Opinião
Acabar com os ricos ou acabar com os pobres?
O problema da desigual distribuição da riqueza inerente ao capitalismo despertou novos interesses com a recente obra de Thomas Piketty, que reuniu dados estatísticos até então indisponíveis, comprovou a tendência para o acentuar das desigualdades e introduziu uma explicação comprovável para isso. Piketty, que tem tido uma actividade política empenhada no PSF (com DSK e Roccard), sugeriu vias de intervenção do Estado para travar o regresso a um capitalismo patrimonial hereditário.
A explicação que ele deduziu da observação de estatísticas de vários países resume-se (não é pouco) à constatação de que, fora de períodos muito anormais, a taxa de rendimento do capital, "r", supera a taxa de crescimento do produto, "g".
Uma explicação sedutora pela simplicidade. Uma teoria credível.
r>g, implica que o crescimento dos rendimentos que não são do capital crescem abaixo dos do capital, contribuindo a diferença para que, a prazo, qualquer que seja a situação inicial, a riqueza acumulada pelo sector capitalista cada vez exceda mais a riqueza do sector não capitalista da economia. Tão natural que dispensaria a comprovação estatística. Goste-se ou não, o sector privado (capitalista) da economia é mais dinâmico e propenso a melhores resultados.

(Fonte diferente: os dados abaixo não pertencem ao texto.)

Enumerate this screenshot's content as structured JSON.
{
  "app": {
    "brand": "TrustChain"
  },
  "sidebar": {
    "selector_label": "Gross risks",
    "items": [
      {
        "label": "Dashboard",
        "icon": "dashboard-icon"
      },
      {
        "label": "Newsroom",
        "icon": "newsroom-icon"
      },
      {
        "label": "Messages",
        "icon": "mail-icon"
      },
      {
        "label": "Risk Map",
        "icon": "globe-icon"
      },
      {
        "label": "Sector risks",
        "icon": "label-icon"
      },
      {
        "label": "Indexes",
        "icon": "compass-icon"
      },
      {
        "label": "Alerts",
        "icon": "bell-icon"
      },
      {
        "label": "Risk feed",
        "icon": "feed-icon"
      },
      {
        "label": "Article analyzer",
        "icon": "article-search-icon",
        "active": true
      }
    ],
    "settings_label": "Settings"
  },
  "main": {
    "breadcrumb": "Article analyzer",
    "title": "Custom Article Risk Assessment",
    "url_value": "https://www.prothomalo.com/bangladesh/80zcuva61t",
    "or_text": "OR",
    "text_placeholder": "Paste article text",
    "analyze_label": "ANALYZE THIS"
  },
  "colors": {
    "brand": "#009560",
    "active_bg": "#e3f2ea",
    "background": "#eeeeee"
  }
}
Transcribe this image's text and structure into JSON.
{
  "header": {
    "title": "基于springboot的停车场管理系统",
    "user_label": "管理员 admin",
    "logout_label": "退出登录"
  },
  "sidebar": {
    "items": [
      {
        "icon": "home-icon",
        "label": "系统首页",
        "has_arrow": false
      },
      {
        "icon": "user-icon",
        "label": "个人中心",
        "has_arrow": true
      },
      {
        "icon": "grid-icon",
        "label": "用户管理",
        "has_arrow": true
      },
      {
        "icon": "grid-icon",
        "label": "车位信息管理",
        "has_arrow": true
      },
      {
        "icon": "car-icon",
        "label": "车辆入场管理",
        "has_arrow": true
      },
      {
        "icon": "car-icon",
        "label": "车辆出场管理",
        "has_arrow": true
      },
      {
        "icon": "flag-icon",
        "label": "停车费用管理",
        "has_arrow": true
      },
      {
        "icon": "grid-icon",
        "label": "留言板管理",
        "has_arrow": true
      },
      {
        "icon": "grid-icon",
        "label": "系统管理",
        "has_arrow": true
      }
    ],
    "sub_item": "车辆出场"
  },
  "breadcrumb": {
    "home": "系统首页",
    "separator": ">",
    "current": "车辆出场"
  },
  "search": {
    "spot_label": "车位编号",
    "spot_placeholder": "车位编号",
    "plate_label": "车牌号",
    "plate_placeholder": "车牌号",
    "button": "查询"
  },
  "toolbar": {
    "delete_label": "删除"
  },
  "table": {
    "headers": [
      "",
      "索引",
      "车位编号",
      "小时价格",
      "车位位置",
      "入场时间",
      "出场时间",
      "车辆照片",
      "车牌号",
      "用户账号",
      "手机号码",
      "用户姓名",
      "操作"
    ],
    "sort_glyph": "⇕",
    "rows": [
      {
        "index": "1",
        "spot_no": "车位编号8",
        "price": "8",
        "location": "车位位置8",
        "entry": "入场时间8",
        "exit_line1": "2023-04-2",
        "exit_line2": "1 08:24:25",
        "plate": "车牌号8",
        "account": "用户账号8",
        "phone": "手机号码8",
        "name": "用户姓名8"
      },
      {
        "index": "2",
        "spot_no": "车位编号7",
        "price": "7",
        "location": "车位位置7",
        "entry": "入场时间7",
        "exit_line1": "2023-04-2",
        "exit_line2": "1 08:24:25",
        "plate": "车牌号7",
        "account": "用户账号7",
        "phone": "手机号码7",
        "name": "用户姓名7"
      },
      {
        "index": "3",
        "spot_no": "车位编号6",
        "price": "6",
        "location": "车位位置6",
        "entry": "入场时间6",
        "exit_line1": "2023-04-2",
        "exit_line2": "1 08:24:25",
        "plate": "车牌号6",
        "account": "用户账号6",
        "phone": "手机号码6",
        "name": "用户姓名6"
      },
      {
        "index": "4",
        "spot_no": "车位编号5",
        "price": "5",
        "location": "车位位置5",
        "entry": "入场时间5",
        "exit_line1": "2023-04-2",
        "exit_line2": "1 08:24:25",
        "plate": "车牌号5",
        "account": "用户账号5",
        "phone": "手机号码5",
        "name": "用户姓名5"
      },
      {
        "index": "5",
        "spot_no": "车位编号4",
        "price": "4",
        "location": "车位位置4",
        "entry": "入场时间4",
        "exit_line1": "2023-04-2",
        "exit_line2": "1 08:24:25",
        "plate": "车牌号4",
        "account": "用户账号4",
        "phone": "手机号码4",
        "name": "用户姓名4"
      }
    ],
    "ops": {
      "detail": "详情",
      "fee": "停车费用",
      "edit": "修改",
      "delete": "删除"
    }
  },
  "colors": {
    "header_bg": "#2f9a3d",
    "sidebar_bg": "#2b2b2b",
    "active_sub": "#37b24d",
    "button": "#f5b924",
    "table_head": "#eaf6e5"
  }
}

Qualquer das intervenções apontadas por Piketty, reduzindo "r" (impostos sobre os rendimentos do capital) ou reduzindo directamente a riqueza (impostos sobre a riqueza), reduz g". Em ambos os casos, porque ao transferir recursos para a área menos dinâmica da economia, substitui-se o crescimento desses recursos ao ritmo "r", por outro mais baixo. Os recursos deixam de ser aplicados pelos capitalistas nos seus investimentos, para serem aplicados pelo Estado no que quer que seja. Em consequência da teoria formulada, a intervenção do Estado origina sempre crescimento mais baixo.
O capitalismo livre conduzido pela ambição ilimitada ("the more I get, the more I want", de Pendergrass, poderia ser um hino bem à medida) embora mais eficiente para aumentar o produto, inspira cuidados pela concentração de riqueza e de rendimentos que por sua natureza acarreta. Põe problemas à democracia que só uma ética idealmente rigorosa – que não existe – poderia evitar. Ver entrar nos jogos de poder da política empreendedores competentes a concorrer com a tradicional incompetência e ineficiência estatais tem riscos. Só a imposição controlada de transparência poderia talvez resolver. Talvez.
Capitalismo patrimonial hereditário igualmente não merece simpatias. Mas, parece ser o destino do processo de acumulação de capital ao afastar-se temporalmente do empreendedorismo inicial. Deixa os capitalistas usufruindo de rendas asseguradas sem esforço que o justifique. Nesta fase já desapareceu a justificação dos ganhos pelo mérito e esforço. Esbate-se a noção do capitalismo como uma meritocracia justa. São desta fase os pecados do exibicionismo de meios, que, não raro, chegam à dissipação em consumos absurdos de partes importantes de património acumulado durante gerações.
Piketty fala de uma taxa sobre as fortunas de 2%. É fácil (tecnicamente, não politicamente). Eu preferiria (mais difícil) uma sobretaxa elevada sobre o IVA a aplicar aos consumos excessivos, determinado o consumo total pela diferença entre os rendimentos e a variação patrimonial (a preços de aquisição), com uma definição cuidadosa do que se deveria incluir na variação patrimonial para este fim (também há extravagâncias patrimoniais). Junto com a declaração de rendimentos, haveria uma discriminação do património. Nada de original. Os portugueses no exterior, onde ela é exigida, fazem-na sem qualquer relutância.
No final, regressamos ao dilema. Ou aceitar o país com capitalistas, apesar de estes, em proporção, ganharem mais do que os outros, ou não aceitar, e preferir ter melhorias menores em troca de não ver os capitalistas lucrando.
A resposta depende do objectivo. Se é acabar com os pobres tão rápido quanto possível e, se convirmos, em medir a melhoria da sua situação pela variação do rendimento que auferem, e não pela relação desta com a variação do rendimento do capital – o que acho mais próprio – devemos escolher a primeira opção. Reconheçamos que, na verdade, para acabar com os pobres é preciso não acabar com os ricos.